Comparing Amy Tan’s Mother Tongue and How It Feels to Be Colored Me by Zora Neale Hurston

April 6, 2021 by Essay Writer

From the assigned readings this week, I decided to compare “Mother Tongue” by Amy Tan and “How It Feels to Be Colored Me” by Zora Neale Hurston because I felt identified with them the most.

In “Mother Tongue, ” Amy Tan notes that she uses different versions of English depending who she is communicating with—from standard English to ‘broken’ or ‘limited’ English. She discusses the reality many immigrants face due to the language barrier and how this sets them for discrimination. She points out the racism her mother had suffered for speaking a ‘broken’ language. She asserts that language is embedded in one’s culture and identity. She understands her mother’s language completely because it shaped her as she grew up.
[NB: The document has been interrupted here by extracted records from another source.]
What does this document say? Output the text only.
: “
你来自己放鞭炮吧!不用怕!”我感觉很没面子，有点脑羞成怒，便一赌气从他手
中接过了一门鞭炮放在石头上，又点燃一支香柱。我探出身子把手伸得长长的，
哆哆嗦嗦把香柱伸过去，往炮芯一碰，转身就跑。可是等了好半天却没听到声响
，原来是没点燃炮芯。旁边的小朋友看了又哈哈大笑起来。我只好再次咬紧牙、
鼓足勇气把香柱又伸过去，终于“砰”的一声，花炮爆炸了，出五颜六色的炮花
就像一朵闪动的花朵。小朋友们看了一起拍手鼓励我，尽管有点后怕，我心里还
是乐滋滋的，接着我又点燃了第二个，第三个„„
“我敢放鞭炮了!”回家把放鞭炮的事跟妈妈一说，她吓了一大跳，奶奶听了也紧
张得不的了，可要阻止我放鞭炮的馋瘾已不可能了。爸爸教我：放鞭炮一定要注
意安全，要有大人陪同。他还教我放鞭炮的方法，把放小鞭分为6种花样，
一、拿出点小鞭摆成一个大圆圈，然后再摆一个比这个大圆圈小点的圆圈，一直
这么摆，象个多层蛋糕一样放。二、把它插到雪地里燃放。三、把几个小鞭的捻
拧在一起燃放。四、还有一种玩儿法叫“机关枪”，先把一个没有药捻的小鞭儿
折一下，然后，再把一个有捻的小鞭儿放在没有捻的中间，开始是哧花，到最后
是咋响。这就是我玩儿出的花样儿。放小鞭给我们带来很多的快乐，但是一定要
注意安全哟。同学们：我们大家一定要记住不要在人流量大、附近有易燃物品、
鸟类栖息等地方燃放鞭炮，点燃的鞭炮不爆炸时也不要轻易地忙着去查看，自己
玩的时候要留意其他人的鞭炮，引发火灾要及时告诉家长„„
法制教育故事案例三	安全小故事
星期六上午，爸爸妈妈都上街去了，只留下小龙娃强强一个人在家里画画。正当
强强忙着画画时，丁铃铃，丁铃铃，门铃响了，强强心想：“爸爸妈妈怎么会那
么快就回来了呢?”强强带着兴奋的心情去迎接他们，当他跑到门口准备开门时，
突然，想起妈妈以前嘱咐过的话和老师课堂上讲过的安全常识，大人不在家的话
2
I personally feel identified with this, because my father also speaks “broken” English and I have seen countless times how he has been discriminated. Just like Tan, I have become aware of how I switch my language, especially when I communicate with my father. This author shows great examples of how people become judgmental based on the language another person speaks. As many other writers we have studied this semester, Tan also sees language as a powerful tool.

In “How It Feels to Be Colored Me, ” Zora Hurston begins her essay with memories of her childhood in Eatonville. She recalls how white tourists would pay her to sing and dance as they went across town. It was not until she moved from a “colored town, ” that she discovers the many cultural differences between her ‘colored’ self and Americans. She realizes the impact culture affects how people act and behave. I personally enjoyed reading her because, although she lived in a time where racism was still present, her positivism is conveyed in her writing.
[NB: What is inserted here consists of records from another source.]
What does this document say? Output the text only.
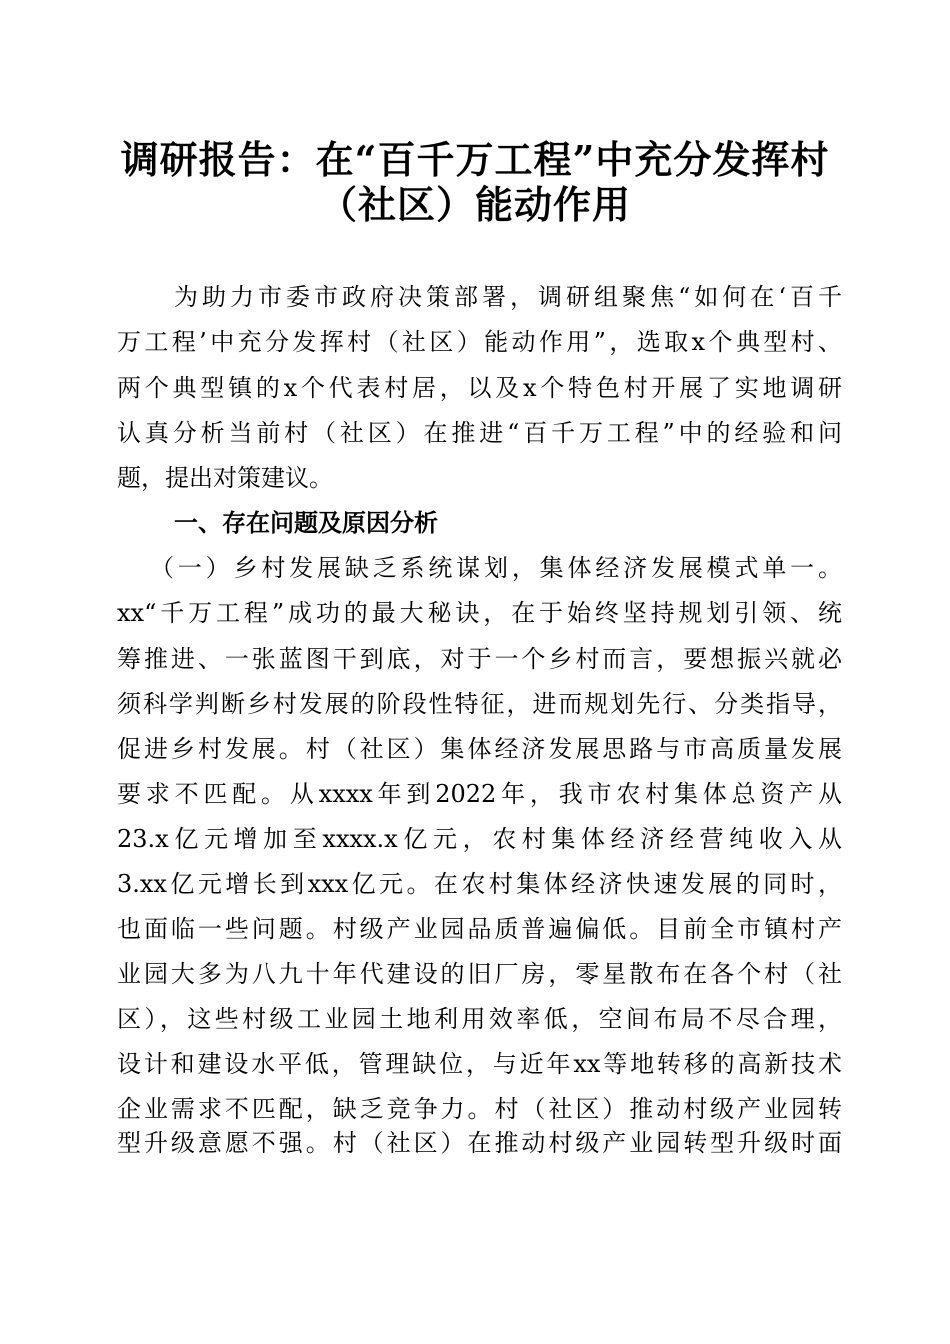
调研报告：在“百千万工程”中充分发挥村
（社区）能动作用
为助力市委市政府决策部署，调研组聚焦“如何在‘百千
万工程’中充分发挥村（社区）能动作用”，选取x个典型村、
两个典型镇的x个代表村居，以及x个特色村开展了实地调研
认真分析当前村（社区）在推进“百千万工程”中的经验和问
题，提出对策建议。
一、存在问题及原因分析
（一）乡村发展缺乏系统谋划，集体经济发展模式单一。
xx“千万工程”成功的最大秘诀，在于始终坚持规划引领、统
筹推进、一张蓝图干到底，对于一个乡村而言，要想振兴就必
须科学判断乡村发展的阶段性特征，进而规划先行、分类指导，
促进乡村发展。村（社区）集体经济发展思路与市高质量发展
要求不匹配。从xxxx年到2022年，我市农村集体总资产从
23.x亿元增加至xxxx.x亿元，农村集体经济经营纯收入从
3.xx亿元增长到xxx亿元。在农村集体经济快速发展的同时，
也面临一些问题。村级产业园品质普遍偏低。目前全市镇村产
业园大多为八九十年代建设的旧厂房，零星散布在各个村（社
区），这些村级工业园土地利用效率低，空间布局不尽合理，
设计和建设水平低，管理缺位，与近年xx等地转移的高新技术
企业需求不匹配，缺乏竞争力。村（社区）推动村级产业园转
型升级意愿不强。村（社区）在推动村级产业园转型升级时面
Personally, Hurston gives me a different perspective of her life. I was raised in a small Nicaraguan town where I was the only Asian, so I felt I was often treated differently than most, as a foreigner, but I never saw that as a negative matter. Similarly, Amy Tan and Zora Neale Hurston share their personal experiences in a very emotional way, making it easier for their readers to feel empathy and see clearly their worlds from their perspectives. They embraced their cultures loud and proud. Both writers found their own identities as they try to fit in the societies they lived in and encourage people to find their own.